Wednesday, June 6, 2012

State Examination - Yuck.

The time has come.
The exam was … well interesting. It wasn’t like an exam at all.
There were three professors in the committee, none of them had read my thesis or at least one of the criticisms. So they didn’t have a clue about the whole thing. The president didn’t even pay attention to me. Beside her I had an “accuser” and an “innocent”. My accuser was my former consultant, who didn’t like my ideas and told me to either change my topic or the consultant.
So in the first part of my exam he asked me questions I couldn’t answer. He just asked if I had done this research or done that, what the results were… And the whole time long all I was said: "no, I didn’t do that" and "no, I have other results". After a while he gave me some rest, and the “innocent” asked what I’d done. After some sentences, the president wanted to move on to part two.
I should have given a fifteen-minutes long lecture, but there was no time for that. So I began to tell (less, than about my thesis), but soon I was interrupted by their questions. After answering them, they let me go.
Some minutes later they asked me to come back – the decision had been made. I got an A for the thesis (from the two professors, who did the criticism), and a C for the exam, because - according to the president - I wasn’t able to defend my thesis! Huh? I never had the chance…
Whatever. In the end I got a B for my degree. Not a bad mark at all...  
To God alone be the glory!
Thanks for your prayers. 

Sunday, June 3, 2012

Carrying Each Others' Burden

I am totally stressed out…
I am really afraid and I thought I couldn’t calm down at all.
But today in church everything has changed.
My pastor gave us a parable about the pillars in the building and the elders like pillars in the life of the congregation. He told the elders should help to carry our burdens, but we don't really realize this. It shouldn't be the way it is. He asked us, if there is any prayer requests in our hearts we would like to share with one of the elders, that's the time for it.
So some appointed elders went to those pillars (one to one) and you just could go there to pray with them.
It wasn't easy to go there and tell about my lack of faith, how weak I was and how little I felt under the weight of my anxieties and fears. 
I was crying the whole time long he was praying for me and still sobbing during communion right afterwards.
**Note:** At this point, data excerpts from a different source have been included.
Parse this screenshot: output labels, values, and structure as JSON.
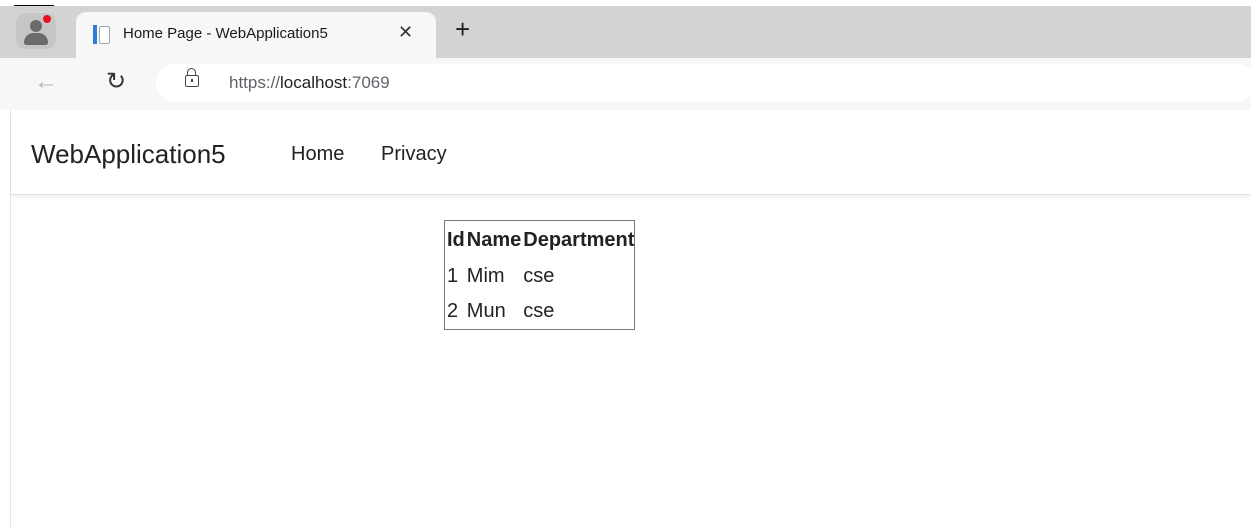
{
  "browser": {
    "tab": {
      "title": "Home Page - WebApplication5",
      "close_glyph": "✕",
      "favicon": "page-icon"
    },
    "new_tab_glyph": "+",
    "back_glyph": "←",
    "reload_glyph": "↻",
    "address": {
      "scheme": "https://",
      "host": "localhost",
      "port": ":7069"
    },
    "colors": {
      "tabbar": "#d3d3d3",
      "toolbar": "#f7f7f7",
      "profile_badge": "#e81123",
      "favicon_accent": "#2f7bd6"
    }
  },
  "navbar": {
    "brand": "WebApplication5",
    "links": [
      "Home",
      "Privacy"
    ]
  },
  "table": {
    "headers": [
      "Id",
      "Name",
      "Department"
    ],
    "rows": [
      [
        "1",
        "Mim",
        "cse"
      ],
      [
        "2",
        "Mun",
        "cse"
      ]
    ]
  }
}
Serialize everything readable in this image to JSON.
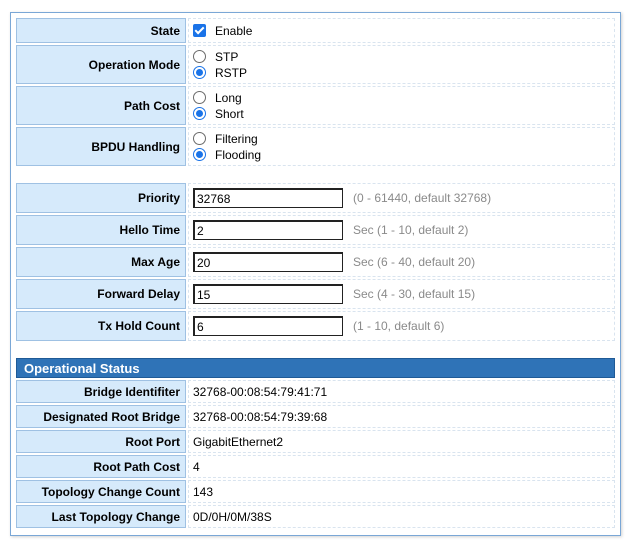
{
  "stp": {
    "state": {
      "label": "State",
      "checkbox_label": "Enable",
      "checked": true
    },
    "operation_mode": {
      "label": "Operation Mode",
      "options": [
        "STP",
        "RSTP"
      ],
      "selected": "RSTP"
    },
    "path_cost": {
      "label": "Path Cost",
      "options": [
        "Long",
        "Short"
      ],
      "selected": "Short"
    },
    "bpdu_handling": {
      "label": "BPDU Handling",
      "options": [
        "Filtering",
        "Flooding"
      ],
      "selected": "Flooding"
    }
  },
  "timers": {
    "priority": {
      "label": "Priority",
      "value": "32768",
      "hint": "(0 - 61440, default 32768)"
    },
    "hello_time": {
      "label": "Hello Time",
      "value": "2",
      "hint": "Sec (1 - 10, default 2)"
    },
    "max_age": {
      "label": "Max Age",
      "value": "20",
      "hint": "Sec (6 - 40, default 20)"
    },
    "forward_delay": {
      "label": "Forward Delay",
      "value": "15",
      "hint": "Sec (4 - 30, default 15)"
    },
    "tx_hold_count": {
      "label": "Tx Hold Count",
      "value": "6",
      "hint": "(1 - 10, default 6)"
    }
  },
  "status": {
    "title": "Operational Status",
    "rows": [
      {
        "label": "Bridge Identifiter",
        "value": "32768-00:08:54:79:41:71"
      },
      {
        "label": "Designated Root Bridge",
        "value": "32768-00:08:54:79:39:68"
      },
      {
        "label": "Root Port",
        "value": "GigabitEthernet2"
      },
      {
        "label": "Root Path Cost",
        "value": "4"
      },
      {
        "label": "Topology Change Count",
        "value": "143"
      },
      {
        "label": "Last Topology Change",
        "value": "0D/0H/0M/38S"
      }
    ]
  },
  "colors": {
    "label_bg": "#d6eafb",
    "header_bg": "#2f73b7",
    "accent": "#1a73e8"
  }
}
Prayers do have power. It helped a lot! That's what I told everyone after the service.
Then I went first to this elder and asked him how I could pray for him - he was so touched that at least one person thought of him, that he has burdens in his life too and it feels good, when you know someone is praying for you. After praying with and for him, I went to my pastor and thanked him for this innovative step he took in the life of this church and for the most important thing, that he let God lead him!